One month ago, IBM releases an interesting podcast about IBM and the Future of Online Games. An important note is that this is available on their 'Investor Relations' website. In this podcast (targeted to IBM shareholders), Quentin Staes-Polet, head of IBM's online gaming practice in Asia and Joey Alarilla, president of the Asian Gaming Journalists Association, discuss how online gaming's immersive, virtual environments are pioneering how we will play, learn and work in the future. The transcript of the podcast is available here.

Some pertinent excerpts:

There are changes in the business models in the way people are being charged for play. There's still a lot of experimenting being done with that.

You know the basic model works around you pay for one month's subscription. But you can also pay per the hours. You can pay per level you are going for games. And there's a whole paradigm now that is showing up around paying for items where you play for free but in order to succeed and do your game play you need to purchase certain items. (...) you can also buy real estate in the game. (...) Harvard Business Press published this book called Dot Game which talks about how the gamer generation is taking over the workplace.

It argues that, you know, we are learning a lot of real-world skills playing games. We're talking about resource management. We're talking about leadership skills, getting your team together. Focusing on an objective. (...) the funny thing about games is that we are willing to absorb a lot of information. We are willing to master a lot of skills in a very, you know, short span of time, in order to win.

Of particular interest is this part, that attests the use of various devices while playing:

the mobile devices complement your online playing, because you know you know that you can check up on your characters. You can chat with your friends or you can, you know, make small transactions during what's supposedly should be your down time. If you're waiting for a bus or waiting for your train. You can just check it using your mobile.

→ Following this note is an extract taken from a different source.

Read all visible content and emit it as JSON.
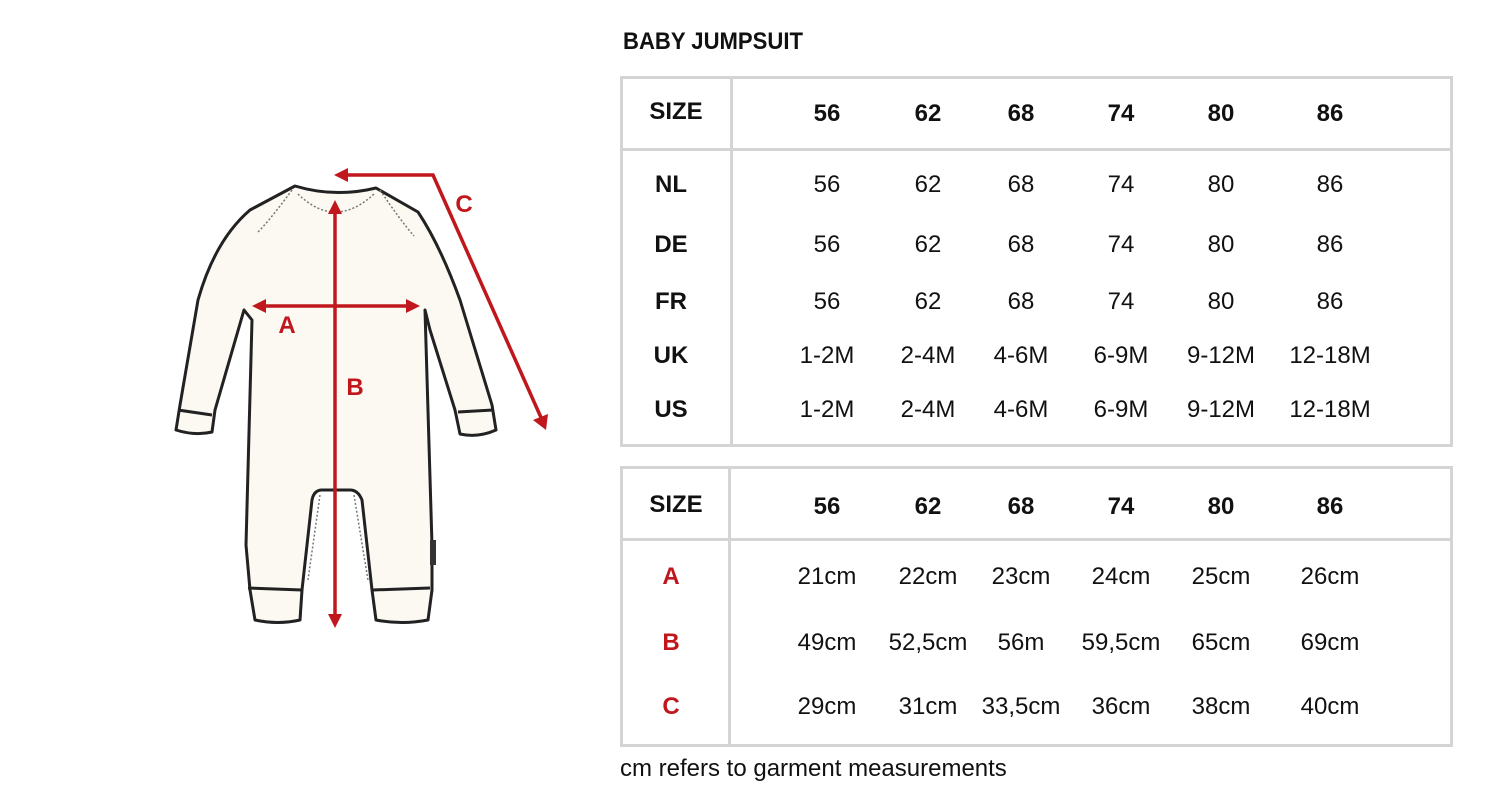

They also deal with human-computer interaction with this:

I spend half of my weekend with my son in front of a PlayStation 2 equipped with a camera interacting with virtual boxes and virtual ghosts and everything by not touching any controller. The camera just recognizes your movement and use this data to make you interact with a virtual environment. Now, again, those are technologies that we will be using. Nobody wants to use a keyboard. It's very impractical way to communicate to actually have to type on little squares..when you can actually just talk to that computer or make a move to explain what you're doing. So what we see the technology industry bring in to online gaming is a very good indicator, I think, of how we will in general interact with networks and computers in the future.

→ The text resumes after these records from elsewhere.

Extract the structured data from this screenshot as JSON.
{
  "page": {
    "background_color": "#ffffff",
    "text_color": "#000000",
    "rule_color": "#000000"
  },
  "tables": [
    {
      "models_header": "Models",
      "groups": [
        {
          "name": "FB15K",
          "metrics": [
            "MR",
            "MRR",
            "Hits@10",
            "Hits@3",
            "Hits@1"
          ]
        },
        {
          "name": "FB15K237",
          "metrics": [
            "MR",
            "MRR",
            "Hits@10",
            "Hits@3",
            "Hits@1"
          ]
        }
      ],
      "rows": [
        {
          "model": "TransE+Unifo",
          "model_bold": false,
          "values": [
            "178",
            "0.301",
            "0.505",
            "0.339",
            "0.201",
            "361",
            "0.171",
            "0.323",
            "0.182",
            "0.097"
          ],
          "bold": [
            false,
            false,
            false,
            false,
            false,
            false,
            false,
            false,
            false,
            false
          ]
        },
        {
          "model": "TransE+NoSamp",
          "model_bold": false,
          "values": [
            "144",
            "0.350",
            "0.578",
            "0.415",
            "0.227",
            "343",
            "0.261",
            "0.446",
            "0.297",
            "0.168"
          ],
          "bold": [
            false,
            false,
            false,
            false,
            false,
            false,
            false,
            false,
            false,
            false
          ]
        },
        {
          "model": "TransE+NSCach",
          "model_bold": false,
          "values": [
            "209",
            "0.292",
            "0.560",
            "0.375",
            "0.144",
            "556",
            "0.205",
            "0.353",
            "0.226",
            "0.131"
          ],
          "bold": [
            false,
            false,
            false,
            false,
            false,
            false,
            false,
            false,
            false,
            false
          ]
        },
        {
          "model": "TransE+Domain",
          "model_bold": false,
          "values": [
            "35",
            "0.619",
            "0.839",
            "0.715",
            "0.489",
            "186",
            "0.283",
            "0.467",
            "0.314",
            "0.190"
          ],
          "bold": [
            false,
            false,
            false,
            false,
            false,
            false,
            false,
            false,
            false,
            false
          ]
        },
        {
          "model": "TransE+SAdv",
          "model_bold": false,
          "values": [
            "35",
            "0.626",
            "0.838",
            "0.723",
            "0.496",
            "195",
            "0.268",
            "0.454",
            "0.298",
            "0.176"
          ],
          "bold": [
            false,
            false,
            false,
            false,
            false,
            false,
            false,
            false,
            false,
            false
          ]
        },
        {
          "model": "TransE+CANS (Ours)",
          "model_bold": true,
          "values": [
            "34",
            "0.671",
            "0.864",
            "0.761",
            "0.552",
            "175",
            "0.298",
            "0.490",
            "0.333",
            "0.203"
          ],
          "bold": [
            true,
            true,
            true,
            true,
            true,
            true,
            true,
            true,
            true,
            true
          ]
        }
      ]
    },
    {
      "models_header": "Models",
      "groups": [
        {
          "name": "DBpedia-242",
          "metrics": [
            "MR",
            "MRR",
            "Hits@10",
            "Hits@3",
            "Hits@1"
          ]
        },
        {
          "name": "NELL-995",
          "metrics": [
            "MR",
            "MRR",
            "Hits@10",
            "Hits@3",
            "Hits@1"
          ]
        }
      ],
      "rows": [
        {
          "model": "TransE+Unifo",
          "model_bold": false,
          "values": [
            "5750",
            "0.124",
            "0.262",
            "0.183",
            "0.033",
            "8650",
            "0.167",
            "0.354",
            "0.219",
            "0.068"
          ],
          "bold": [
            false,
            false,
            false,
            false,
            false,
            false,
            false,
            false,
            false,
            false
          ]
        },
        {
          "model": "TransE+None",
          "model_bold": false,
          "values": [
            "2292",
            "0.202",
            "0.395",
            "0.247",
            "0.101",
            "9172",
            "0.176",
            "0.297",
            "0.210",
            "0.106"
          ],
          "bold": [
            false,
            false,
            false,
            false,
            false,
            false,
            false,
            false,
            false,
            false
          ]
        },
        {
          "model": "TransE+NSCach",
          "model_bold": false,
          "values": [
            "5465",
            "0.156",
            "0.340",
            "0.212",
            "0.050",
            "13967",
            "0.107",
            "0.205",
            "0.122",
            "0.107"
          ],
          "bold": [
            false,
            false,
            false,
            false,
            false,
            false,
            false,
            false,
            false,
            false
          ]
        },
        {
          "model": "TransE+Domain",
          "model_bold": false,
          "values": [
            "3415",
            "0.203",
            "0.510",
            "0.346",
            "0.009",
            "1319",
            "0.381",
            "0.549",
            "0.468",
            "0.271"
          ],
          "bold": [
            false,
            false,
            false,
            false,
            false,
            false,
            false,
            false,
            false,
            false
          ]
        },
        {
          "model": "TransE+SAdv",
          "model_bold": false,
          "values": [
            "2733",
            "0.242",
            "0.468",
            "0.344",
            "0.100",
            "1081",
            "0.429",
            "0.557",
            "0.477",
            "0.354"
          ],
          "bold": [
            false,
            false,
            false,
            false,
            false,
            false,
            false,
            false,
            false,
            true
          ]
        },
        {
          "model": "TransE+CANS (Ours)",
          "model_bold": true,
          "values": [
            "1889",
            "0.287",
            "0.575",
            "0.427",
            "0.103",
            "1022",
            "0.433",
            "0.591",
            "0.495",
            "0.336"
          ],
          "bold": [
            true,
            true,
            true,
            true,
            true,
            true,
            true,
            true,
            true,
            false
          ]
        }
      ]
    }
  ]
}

Since I am working on projects about collaboration and on-line comunities, the second part is very relevant for that matter:

In online games, you have clans. These are groups of people who band together. The thing about online games is it really makes it sociable because you can try to adventure all alone for a while, but at some point you need to form clans in order to tackle the biggest quest and bring down the bigger opponents.

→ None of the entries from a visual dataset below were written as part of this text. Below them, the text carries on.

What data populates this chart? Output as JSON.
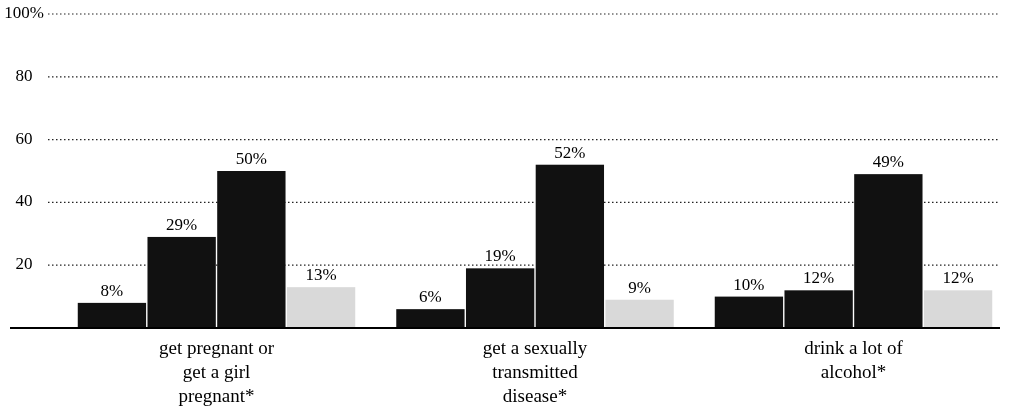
{
  "chart_data": {
    "type": "bar",
    "categories": [
      "get pregnant or get a girl pregnant*",
      "get a sexually transmitted disease*",
      "drink a lot of alcohol*"
    ],
    "series": [
      {
        "color": "#111111",
        "values": [
          8,
          6,
          10
        ],
        "value_labels": [
          "8%",
          "6%",
          "10%"
        ]
      },
      {
        "color": "#111111",
        "values": [
          29,
          19,
          12
        ],
        "value_labels": [
          "29%",
          "19%",
          "12%"
        ]
      },
      {
        "color": "#111111",
        "values": [
          50,
          52,
          49
        ],
        "value_labels": [
          "50%",
          "52%",
          "49%"
        ]
      },
      {
        "color": "#d9d9d9",
        "values": [
          13,
          9,
          12
        ],
        "value_labels": [
          "13%",
          "9%",
          "12%"
        ]
      }
    ],
    "ylim": [
      0,
      100
    ],
    "yticks": [
      {
        "value": 20,
        "label": "20"
      },
      {
        "value": 40,
        "label": "40"
      },
      {
        "value": 60,
        "label": "60"
      },
      {
        "value": 80,
        "label": "80"
      },
      {
        "value": 100,
        "label": "100%"
      }
    ],
    "grid": "y",
    "line_style": "dotted"
  }
}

Most games are built in that manner. The reality is that many of the early massively multiplayer online game to make sure there would be stickiness and people would come back, there was a requirement to team together, achieve things together, et cetera. So naturally the industry developed that taste for community, because it's good for the business as well. (...) Another aspect of it which we see in a lot of these online games is that you know people help each other out. (...) there's some games which actually have Wikis, so they're using this open source tool in order to in effect build, you have the gaming encyclopedia. You have people volunteering, contributing, okay, so this is really, this is what this monster is like. It's not coming from the company but the users themselves are building this pool of knowledge

Why do I blog this? this podcast offers great insights about the potential of the video game industry. They're useful as starting point for 'user experience' research projects.